The Secretary of State for Trade & Industry v David Michael Rogers (1996)
Where an application for a director's disqualification order was made and the Carecraft procedure employed, no finding of dishonesty could be made by the Court unless such a finding was undisputed and agreed by the parties in their agreed statement of facts.
Appeal by a disqualified director against an imputation of dishonesty in the judgment. By an originating summons dated 30 June 1992 the Secretary of State applied to the court for a disqualification order under s.6 Company Directors Disqualification Act 1986 against the respondent. The application was based on the respondent's conduct as a director of three companies in the Brombard Group. The Secretary of State reached agreement for the proceedings to be dealt with in summary form as sanctioned by Ferris J in In Re Carecraft Construction Co Ltd (1994) 1 WLR 172. The facts were agreed with the respondent and the Secretary of State and the respondent were agreed that the judge should deal with the matter on those agreed facts. The case came before Harman J on 14 December 1994 and an extempore judgment was given. The judge expressed the view that the respondent had to be disqualified and expressed himself to be satisfied that counsel were correct in suggesting that the middle bracket of disqualification was the correct one. He imposed a period of disqualification of eight years. The respondent left the court without any imputation of dishonesty having been held proved against him. However on 17 March 1995 the respondent and his legal advisers received the transcript as amended and approved by Harman J which ended with the sentence: "He clearly acted for his own benefit and to the harm of the companies of which he was a director - that was dishonest".

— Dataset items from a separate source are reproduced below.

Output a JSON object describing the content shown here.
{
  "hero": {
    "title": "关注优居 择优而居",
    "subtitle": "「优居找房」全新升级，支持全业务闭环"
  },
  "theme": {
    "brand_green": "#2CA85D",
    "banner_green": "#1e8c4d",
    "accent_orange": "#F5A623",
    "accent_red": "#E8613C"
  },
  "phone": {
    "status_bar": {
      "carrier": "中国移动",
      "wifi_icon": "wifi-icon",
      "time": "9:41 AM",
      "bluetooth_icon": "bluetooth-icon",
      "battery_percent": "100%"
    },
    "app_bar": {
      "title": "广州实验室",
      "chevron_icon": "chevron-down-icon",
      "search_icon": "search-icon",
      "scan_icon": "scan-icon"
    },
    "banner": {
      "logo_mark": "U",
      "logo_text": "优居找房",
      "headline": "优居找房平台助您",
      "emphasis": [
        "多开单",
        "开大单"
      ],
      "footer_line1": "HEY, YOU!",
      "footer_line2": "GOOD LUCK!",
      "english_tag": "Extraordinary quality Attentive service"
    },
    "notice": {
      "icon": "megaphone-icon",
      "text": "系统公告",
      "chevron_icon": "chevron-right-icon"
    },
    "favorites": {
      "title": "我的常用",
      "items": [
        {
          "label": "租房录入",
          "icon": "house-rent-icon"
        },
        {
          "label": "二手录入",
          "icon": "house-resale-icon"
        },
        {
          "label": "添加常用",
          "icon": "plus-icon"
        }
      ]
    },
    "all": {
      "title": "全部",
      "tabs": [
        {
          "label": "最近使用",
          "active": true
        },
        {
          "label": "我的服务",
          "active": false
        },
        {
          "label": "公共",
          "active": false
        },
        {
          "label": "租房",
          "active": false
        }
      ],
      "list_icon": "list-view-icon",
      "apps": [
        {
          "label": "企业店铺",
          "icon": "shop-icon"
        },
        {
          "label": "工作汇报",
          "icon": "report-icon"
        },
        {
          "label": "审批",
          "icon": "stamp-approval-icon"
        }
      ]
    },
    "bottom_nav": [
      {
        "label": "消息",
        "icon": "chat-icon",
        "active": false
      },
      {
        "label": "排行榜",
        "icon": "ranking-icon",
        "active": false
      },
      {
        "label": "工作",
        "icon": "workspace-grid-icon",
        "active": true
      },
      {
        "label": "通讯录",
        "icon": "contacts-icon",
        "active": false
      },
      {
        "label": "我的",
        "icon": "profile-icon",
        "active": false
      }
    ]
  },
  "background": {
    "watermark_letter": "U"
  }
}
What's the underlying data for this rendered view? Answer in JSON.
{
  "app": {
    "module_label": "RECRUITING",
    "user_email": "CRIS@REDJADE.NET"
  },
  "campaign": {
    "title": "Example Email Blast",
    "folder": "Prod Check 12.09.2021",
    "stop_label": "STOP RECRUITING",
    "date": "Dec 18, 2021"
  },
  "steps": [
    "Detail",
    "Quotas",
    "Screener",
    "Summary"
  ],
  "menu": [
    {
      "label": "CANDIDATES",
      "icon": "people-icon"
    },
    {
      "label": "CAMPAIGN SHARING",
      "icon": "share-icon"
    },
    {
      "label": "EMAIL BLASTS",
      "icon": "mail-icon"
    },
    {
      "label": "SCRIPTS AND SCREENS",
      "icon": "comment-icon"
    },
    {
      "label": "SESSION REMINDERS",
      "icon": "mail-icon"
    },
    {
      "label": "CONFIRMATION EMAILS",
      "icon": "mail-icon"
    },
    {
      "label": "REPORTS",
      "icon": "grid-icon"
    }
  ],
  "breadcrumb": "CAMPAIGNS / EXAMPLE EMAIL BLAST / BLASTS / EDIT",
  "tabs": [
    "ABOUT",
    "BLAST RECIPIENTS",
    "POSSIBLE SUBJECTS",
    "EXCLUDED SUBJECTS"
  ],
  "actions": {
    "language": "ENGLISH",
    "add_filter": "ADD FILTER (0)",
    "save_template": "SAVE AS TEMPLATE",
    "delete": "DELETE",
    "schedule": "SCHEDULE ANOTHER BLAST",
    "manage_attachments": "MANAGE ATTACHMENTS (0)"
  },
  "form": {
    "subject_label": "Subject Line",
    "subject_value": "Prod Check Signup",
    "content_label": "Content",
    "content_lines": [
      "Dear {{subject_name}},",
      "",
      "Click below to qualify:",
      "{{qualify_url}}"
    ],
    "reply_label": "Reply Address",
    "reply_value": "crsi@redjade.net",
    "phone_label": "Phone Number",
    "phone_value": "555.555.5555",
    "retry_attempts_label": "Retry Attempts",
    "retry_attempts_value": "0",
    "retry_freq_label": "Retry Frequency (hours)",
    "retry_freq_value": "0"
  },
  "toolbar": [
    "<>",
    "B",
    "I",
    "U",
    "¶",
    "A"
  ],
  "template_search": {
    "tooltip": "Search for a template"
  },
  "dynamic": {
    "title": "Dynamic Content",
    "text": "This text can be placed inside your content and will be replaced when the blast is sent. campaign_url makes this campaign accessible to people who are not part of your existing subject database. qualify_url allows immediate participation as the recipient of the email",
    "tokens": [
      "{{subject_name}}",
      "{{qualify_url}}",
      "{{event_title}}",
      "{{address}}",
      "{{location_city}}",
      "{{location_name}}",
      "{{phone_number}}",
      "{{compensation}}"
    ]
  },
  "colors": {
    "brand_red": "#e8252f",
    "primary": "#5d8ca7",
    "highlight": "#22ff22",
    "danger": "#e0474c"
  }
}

Harman J's amendment to the transcript of his extempore judgment made it clear that his conclusion that the respondent was unfit and that a disqualification period of eight years was appropriate was based in important part on a finding that the respondent's conduct had been dishonest. That being so the judge was right to make the amendment to the transcript and could not be criticized for having done so. But the judge was not entitled to make the finding of dishonesty. The case had come before him on agreed facts. If the Secretary of State had thought it right to pursue allegations of dishonesty against the respondent, either the respondent would have had to agree that his conduct had been dishonest or the Carecraft procedure could not have been employed. Where the Carecraft procedure was used, a judge could not, if dishonesty formed no part of the agreed or undisputed facts, properly conclude that the agreed facts disclosed dishonesty.
Appeal allowed. Order set aside and a fresh disqualification period of eight years calculated from 14 December 1994 imposed.